I can’t imagine anyone of my generation thinking that failure to get the hoped-for degree grade was anyone’s fault but his own, and anyone who claimed it was would probably have got short shrift from his parents. But Mr. Siddique has perhaps been taught (though not, I assume, at Brasenose) that responsibility for your failure must rest with someone else. None of this 19th-century stuff about being the captain of your soul and master of your fate. On the contrary, whatever has gone wrong in your life must be someone else’s fault. Consequently you feed on resentment and self-pity.

I hesitate to call this a generational failing, because I am sure that there are countless people of Mr. Siddique’s age who take a more robust view of things and recognize that they themselves are often—perhaps usually—to blame when things go wrong and they suffer disappointment. Yet the tendency to blame others and seek redress for one’s inability to scale such heights as you might have aimed at seems a common feature of the world today. There is a culture of victimhood, and it is both pathetic and pernicious. This is particularly true in a case like this. Of course it’s natural to be disappointed if you miss your target, but the first person you should look at is yourself.

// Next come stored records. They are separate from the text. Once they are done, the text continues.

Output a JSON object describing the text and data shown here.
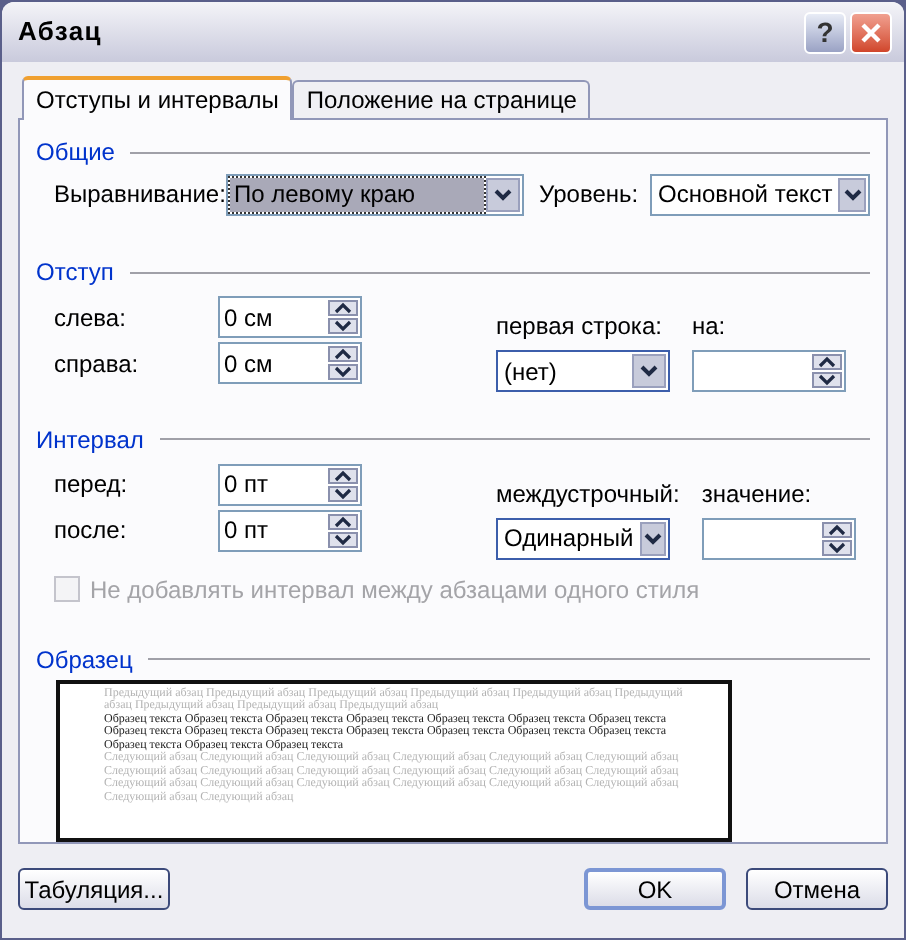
{
  "window": {
    "title": "Абзац",
    "help": "?"
  },
  "tabs": [
    {
      "label": "Отступы и интервалы",
      "selected": true
    },
    {
      "label": "Положение на странице",
      "selected": false
    }
  ],
  "general": {
    "title": "Общие",
    "alignment": {
      "label": "Выравнивание:",
      "value": "По левому краю",
      "focused": true
    },
    "level": {
      "label": "Уровень:",
      "value": "Основной текст",
      "focused": false
    }
  },
  "indent": {
    "title": "Отступ",
    "left": {
      "label": "слева:",
      "value": "0 см"
    },
    "right": {
      "label": "справа:",
      "value": "0 см"
    },
    "first_line": {
      "label": "первая строка:",
      "value": "(нет)"
    },
    "by": {
      "label": "на:"
    }
  },
  "spacing": {
    "title": "Интервал",
    "before": {
      "label": "перед:",
      "value": "0 пт"
    },
    "after": {
      "label": "после:",
      "value": "0 пт"
    },
    "line": {
      "label": "междустрочный:",
      "value": "Одинарный"
    },
    "at": {
      "label": "значение:"
    },
    "no_space": {
      "label": "Не добавлять интервал между абзацами одного стиля",
      "checked": false,
      "disabled": true
    }
  },
  "preview": {
    "title": "Образец",
    "previous": "Предыдущий абзац Предыдущий абзац Предыдущий абзац Предыдущий абзац Предыдущий абзац Предыдущий абзац Предыдущий абзац Предыдущий абзац Предыдущий абзац",
    "sample": "Образец текста Образец текста Образец текста Образец текста Образец текста Образец текста Образец текста Образец текста Образец текста Образец текста Образец текста Образец текста Образец текста Образец текста Образец текста Образец текста Образец текста",
    "next": "Следующий абзац Следующий абзац Следующий абзац Следующий абзац Следующий абзац Следующий абзац Следующий абзац Следующий абзац Следующий абзац Следующий абзац Следующий абзац Следующий абзац Следующий абзац Следующий абзац Следующий абзац Следующий абзац Следующий абзац Следующий абзац Следующий абзац Следующий абзац"
  },
  "footer": {
    "tabs_button": "Табуляция...",
    "ok": "OK",
    "cancel": "Отмена"
  }
}
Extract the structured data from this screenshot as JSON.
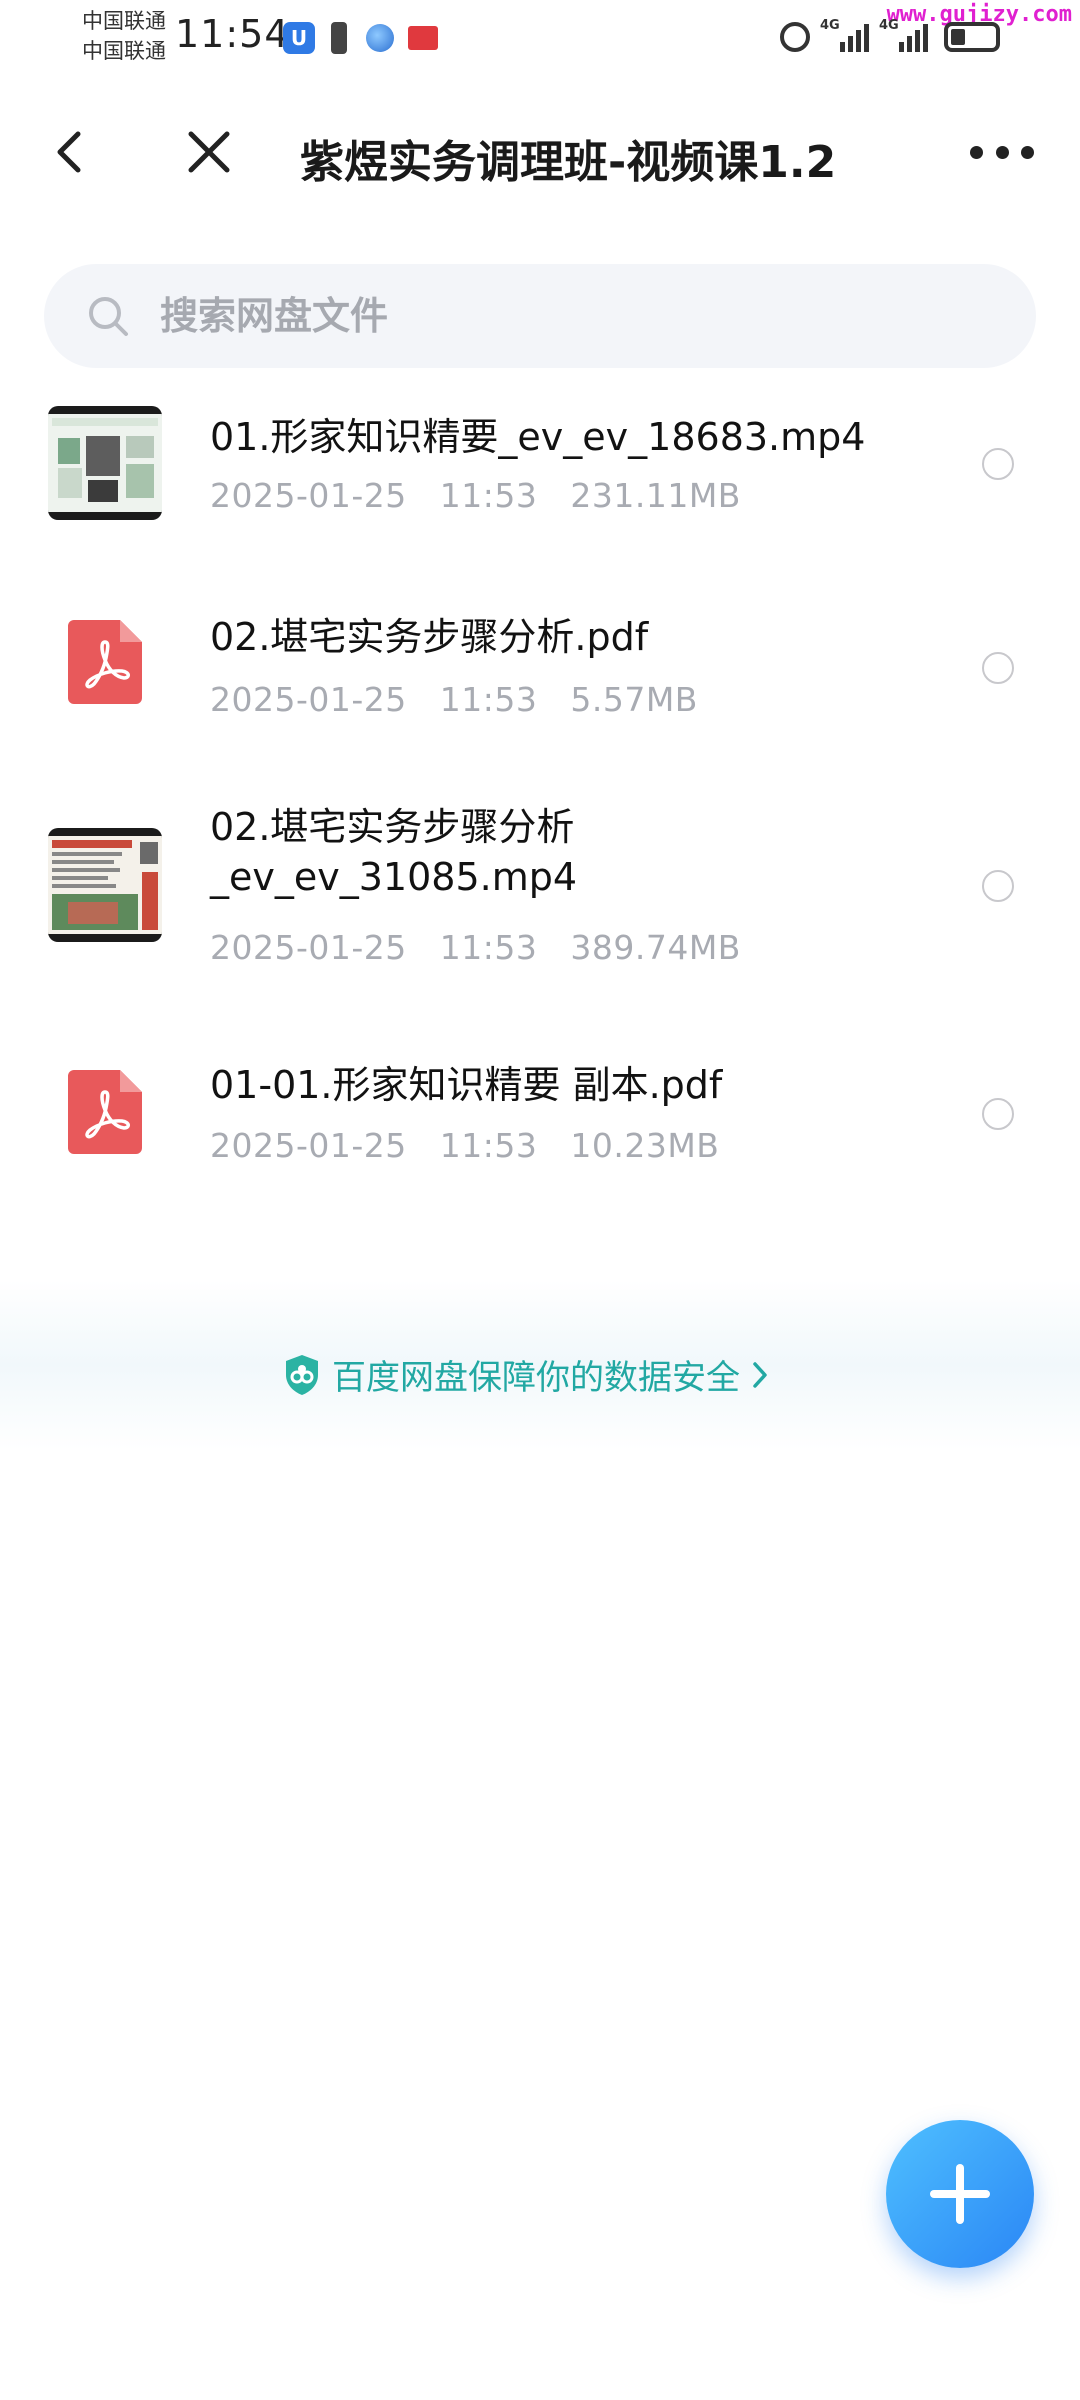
{
  "status_bar": {
    "carrier_1": "中国联通",
    "carrier_2": "中国联通",
    "time": "11:54",
    "network_1": "4G",
    "network_2": "4G",
    "watermark": "www.gujizy.com"
  },
  "header": {
    "title": "紫煜实务调理班-视频课1.2"
  },
  "search": {
    "placeholder": "搜索网盘文件"
  },
  "files": [
    {
      "name": "01.形家知识精要_ev_ev_18683.mp4",
      "date": "2025-01-25",
      "time": "11:53",
      "size": "231.11MB",
      "type": "video"
    },
    {
      "name": "02.堪宅实务步骤分析.pdf",
      "date": "2025-01-25",
      "time": "11:53",
      "size": "5.57MB",
      "type": "pdf"
    },
    {
      "name": "02.堪宅实务步骤分析_ev_ev_31085.mp4",
      "date": "2025-01-25",
      "time": "11:53",
      "size": "389.74MB",
      "type": "video"
    },
    {
      "name": "01-01.形家知识精要 副本.pdf",
      "date": "2025-01-25",
      "time": "11:53",
      "size": "10.23MB",
      "type": "pdf"
    }
  ],
  "security_banner": {
    "text": "百度网盘保障你的数据安全"
  },
  "colors": {
    "accent": "#2a86f5",
    "security_text": "#22a8a3",
    "pdf_red": "#e8595b"
  }
}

As it happens, I failed like Mr. Siddique to get a first and had to be content with a 2:1. One of my supervisors, John Elliott, who would become the outstanding historian of Imperial Spain, once said to me, “We must see what we can do to get you a first,” then added, “The trouble is I think you find it too easy to get a 2:1.” He was dead right. Having worked hard in my first year, less hard in my second, I was still more idle in my third, preferring drinking and playing poker, conversation and frivolity, to work. My tutor, Michael Vyvyan, tried to get me to mend my ways, telling me once that I wasn’t “a Russian grand duke and this isn’t 1860”—criticism I foolishly found rather flattering. So relying on such native wit as I had, I did just enough to get that 2:1, and was quite satisfied. And actually I did enough reading to learn quite a lot of history. I daresay my life might have been different and more successful if I had worked considerably harder and got that first, which John Elliott thought me capable of, as indeed I did myself. But that’s how it was: I preferred to play and enjoy myself. Silly, perhaps, but it has left me with happy memories.